II. DE CERTAINES QUESTIONS RELATIVES A LA DÉFINITION DES MISSIONS

Il est probablement un peu caricatural de présenter l'histoire du ministère de l'économie et des finances comme celle d'une administration dont l' impérium sur les autres administrations se serait diffusé à de nombreux secteurs de la société civile.

Mais, il serait également très caricatural de présenter ce ministère, comme un " colosse désarmé ".

Comme toujours, la réalité est plus nuancée. La perte de situations de monopole ou les difficultés insurmontables de réalisation de certaines missions ont provoqué des " aggiornamenti ". Il n'en reste pas moins que le ministère continue de disposer de positions exceptionnelles.

Votre rapporteur spécial en tire deux conclusions quant à la définition des missions du ministère.

Elle doit, selon lui, obéir à deux principes.

Sans renoncer à ses missions essentielles de service public, le calibrage des tâches doit d'abord obéir à un principe de réalisme.

Il doit également, mieux qu'aujourd'hui, poursuivre un objectif de plus grande utilité collective.
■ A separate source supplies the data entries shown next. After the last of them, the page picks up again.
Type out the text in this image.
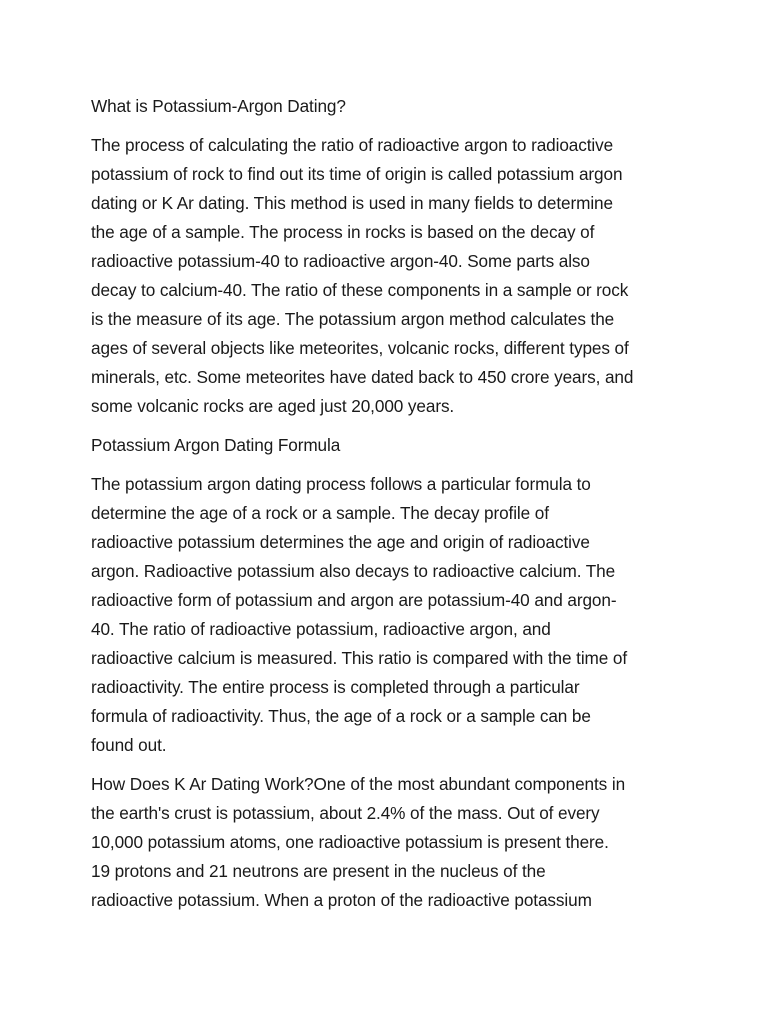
What is Potassium-Argon Dating?
The process of calculating the ratio of radioactive argon to radioactive
potassium of rock to find out its time of origin is called potassium argon
dating or K Ar dating. This method is used in many fields to determine
the age of a sample. The process in rocks is based on the decay of
radioactive potassium-40 to radioactive argon-40. Some parts also
decay to calcium-40. The ratio of these components in a sample or rock
is the measure of its age. The potassium argon method calculates the
ages of several objects like meteorites, volcanic rocks, different types of
minerals, etc. Some meteorites have dated back to 450 crore years, and
some volcanic rocks are aged just 20,000 years.
Potassium Argon Dating Formula
The potassium argon dating process follows a particular formula to
determine the age of a rock or a sample. The decay profile of
radioactive potassium determines the age and origin of radioactive
argon. Radioactive potassium also decays to radioactive calcium. The
radioactive form of potassium and argon are potassium-40 and argon-
40. The ratio of radioactive potassium, radioactive argon, and
radioactive calcium is measured. This ratio is compared with the time of
radioactivity. The entire process is completed through a particular
formula of radioactivity. Thus, the age of a rock or a sample can be
found out.
How Does K Ar Dating Work?One of the most abundant components in
the earth's crust is potassium, about 2.4% of the mass. Out of every
10,000 potassium atoms, one radioactive potassium is present there.
19 protons and 21 neutrons are present in the nucleus of the
radioactive potassium. When a proton of the radioactive potassium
A. FAIRE PRÉVALOIR UN PRINCIPE DE RÉALISME

Votre rapporteur spécial souhaite évoquer quelques unes des évolutions en cours de ce point de vue.

1. Le plan de charge de la DGCP

Certaines concernent le Trésor public. Il est, après la direction générale des impôts, le service du ministère réunissant à la fois les plus nombreux effectifs et les dotations budgétaires les plus importantes.

Les moyens ont progressé de plus de 25 % entre 1993 et 2000 et les recherches d'économies ont été centrées sur la baisse des effectifs. Ceux-ci ont diminué de 896 unités entre 1996 et 2000, soit une réduction de 1,6 %.

La direction est engagée dans un effort d'évaluation du coût de ses missions qui mérite d'être soigneusement suivi à l'heure où la réforme de l'ordonnance organique du 2 janvier 1959 impliquerait une comptabilité analytique sans faille.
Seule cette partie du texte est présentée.